Mayweather Snr was “a hustler”, who “got involved in the street life”, explained Floyd. He served five years in prison. They are close today, but Floyd’s aim is “to try and break the circle” for his own children. But the boxer, retired two years now after a succession of super-fights, also aims to create opportunities for other talented boxers from the projects.
“Gervonta Davis is very talented. He has a very interesting story,” he explained of the rising star who is expected to fight Britain’s super-featherweight Liam Walsh in the near future.
“This is a kid who stayed in different foster homes and an orphanage and beat all the odds.
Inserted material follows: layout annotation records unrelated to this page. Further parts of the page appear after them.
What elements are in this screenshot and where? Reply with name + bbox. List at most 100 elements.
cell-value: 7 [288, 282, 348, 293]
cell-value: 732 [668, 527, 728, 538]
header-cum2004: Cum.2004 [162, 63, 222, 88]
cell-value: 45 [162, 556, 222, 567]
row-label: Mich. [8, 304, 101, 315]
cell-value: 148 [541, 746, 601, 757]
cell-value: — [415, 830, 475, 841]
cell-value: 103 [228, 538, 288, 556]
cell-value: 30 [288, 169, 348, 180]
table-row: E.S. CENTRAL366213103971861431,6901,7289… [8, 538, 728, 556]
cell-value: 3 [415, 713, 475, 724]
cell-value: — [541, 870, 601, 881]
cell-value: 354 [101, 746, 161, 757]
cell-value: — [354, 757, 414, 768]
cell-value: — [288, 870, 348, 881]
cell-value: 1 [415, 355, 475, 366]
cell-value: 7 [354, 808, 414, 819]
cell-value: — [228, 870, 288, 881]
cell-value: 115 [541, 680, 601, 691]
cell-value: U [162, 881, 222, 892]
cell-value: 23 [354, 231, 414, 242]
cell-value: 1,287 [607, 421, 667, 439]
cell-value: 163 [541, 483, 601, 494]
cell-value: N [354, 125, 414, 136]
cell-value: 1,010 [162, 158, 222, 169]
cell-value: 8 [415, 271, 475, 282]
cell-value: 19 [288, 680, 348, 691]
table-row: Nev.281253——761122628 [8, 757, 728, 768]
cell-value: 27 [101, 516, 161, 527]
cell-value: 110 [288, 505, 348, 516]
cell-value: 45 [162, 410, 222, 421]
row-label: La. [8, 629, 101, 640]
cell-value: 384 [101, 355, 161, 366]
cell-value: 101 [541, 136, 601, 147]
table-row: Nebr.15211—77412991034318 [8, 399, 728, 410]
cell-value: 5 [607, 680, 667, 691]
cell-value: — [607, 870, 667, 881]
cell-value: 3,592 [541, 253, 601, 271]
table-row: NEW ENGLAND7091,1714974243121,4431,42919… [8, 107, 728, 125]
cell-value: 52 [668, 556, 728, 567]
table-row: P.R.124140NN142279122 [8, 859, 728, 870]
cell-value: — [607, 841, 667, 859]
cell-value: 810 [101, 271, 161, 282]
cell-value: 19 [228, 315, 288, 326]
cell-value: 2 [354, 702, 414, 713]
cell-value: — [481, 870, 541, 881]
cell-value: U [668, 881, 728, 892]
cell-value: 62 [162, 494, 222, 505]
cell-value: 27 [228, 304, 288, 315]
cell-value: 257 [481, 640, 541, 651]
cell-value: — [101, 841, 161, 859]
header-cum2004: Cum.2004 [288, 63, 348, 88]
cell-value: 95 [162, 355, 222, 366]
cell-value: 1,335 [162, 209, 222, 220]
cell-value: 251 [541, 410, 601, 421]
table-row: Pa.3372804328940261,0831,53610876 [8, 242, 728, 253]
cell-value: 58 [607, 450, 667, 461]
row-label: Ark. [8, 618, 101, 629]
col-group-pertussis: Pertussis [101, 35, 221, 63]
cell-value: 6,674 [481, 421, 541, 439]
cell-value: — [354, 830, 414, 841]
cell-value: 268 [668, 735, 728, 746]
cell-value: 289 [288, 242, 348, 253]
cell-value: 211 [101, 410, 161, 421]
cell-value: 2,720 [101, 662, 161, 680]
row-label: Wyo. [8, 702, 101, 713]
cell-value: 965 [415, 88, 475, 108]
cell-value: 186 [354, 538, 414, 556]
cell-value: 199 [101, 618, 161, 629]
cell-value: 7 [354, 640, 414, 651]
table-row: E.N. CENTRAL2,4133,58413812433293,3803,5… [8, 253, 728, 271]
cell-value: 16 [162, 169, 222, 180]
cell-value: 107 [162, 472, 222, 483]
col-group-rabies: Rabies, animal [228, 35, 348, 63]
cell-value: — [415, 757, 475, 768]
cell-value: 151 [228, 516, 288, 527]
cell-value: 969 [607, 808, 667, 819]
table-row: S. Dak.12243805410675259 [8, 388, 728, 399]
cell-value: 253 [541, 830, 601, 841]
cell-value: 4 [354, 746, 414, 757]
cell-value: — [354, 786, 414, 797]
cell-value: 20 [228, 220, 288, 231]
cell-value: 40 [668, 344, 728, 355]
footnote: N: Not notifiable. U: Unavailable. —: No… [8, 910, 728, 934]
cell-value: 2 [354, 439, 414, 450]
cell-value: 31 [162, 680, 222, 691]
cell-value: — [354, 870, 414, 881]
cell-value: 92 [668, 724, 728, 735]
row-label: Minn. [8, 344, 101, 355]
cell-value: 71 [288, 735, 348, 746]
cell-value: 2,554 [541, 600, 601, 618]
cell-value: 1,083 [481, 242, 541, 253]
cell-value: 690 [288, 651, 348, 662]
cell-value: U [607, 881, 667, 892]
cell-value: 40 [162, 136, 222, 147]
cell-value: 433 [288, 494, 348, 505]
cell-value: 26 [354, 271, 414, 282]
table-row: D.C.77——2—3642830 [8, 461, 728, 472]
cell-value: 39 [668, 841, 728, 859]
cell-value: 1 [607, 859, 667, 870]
A fighter who had 10 fights, never seen on TV. As soon as I saw him walk in the room I said, ‘He’s going to be world champion’.
“I got him six fights and within 24 months he’s world champion. He has the potential to be the closest thing to Floyd Mayweather. It’s going to be extremely hard to do those record-breaking numbers. It took many years for me to build the fan base like this. It takes a lot of hard work and dedication. But I know it pays off in the long run.”
Looking back on his career, he said: “Different days I think about different victories. Ricky Hatton is one of those fights. I respect Ricky Hatton. He’s a warrior. He’s a hell of a warrior.”
Then one small regret. “It was always one of my dreams to come to the UK and fight.” Mayweather feels a special relationship with UK fans. “I’m going to always bleed the red, white and blue. I represented the US in the Olympics, I love my country. But the US fans will love you on Monday, if you lose they’ll hate you on Tuesday, if you win it will be back to loving you on Wednesday.
“The thing about these UK fans is if they are with you, they’re with you. I’ve got calls from Africa, all around the world, to do a tour, but I said the UK fans first, always. These fans have been loyal and paid hard-earned money to come out there and support me.”
Mayweather then touched on the burning issue of whether he would ever fight McGregor, in a boxing-meets-MMA super fight, which could generate over £300 million.
“McGregor has bosses. I don’t have a boss. If Conor McGregor really wants to fight me, we can make it happen. But is he blowing smoke up everybody’s a–?
“In one fight I made more than Conor McGregor has made in his whole career. The difference between me and him is this: He has to fight. If I was him and I was smart, before I lose again in the UFC, I’d let Floyd Mayweather kick my a– for a lot of money. It makes business sense.”
If that fight ever goes ahead, Mayweather will become the first ever billion dollar boxer in earnings. That’s why he is ‘Money’.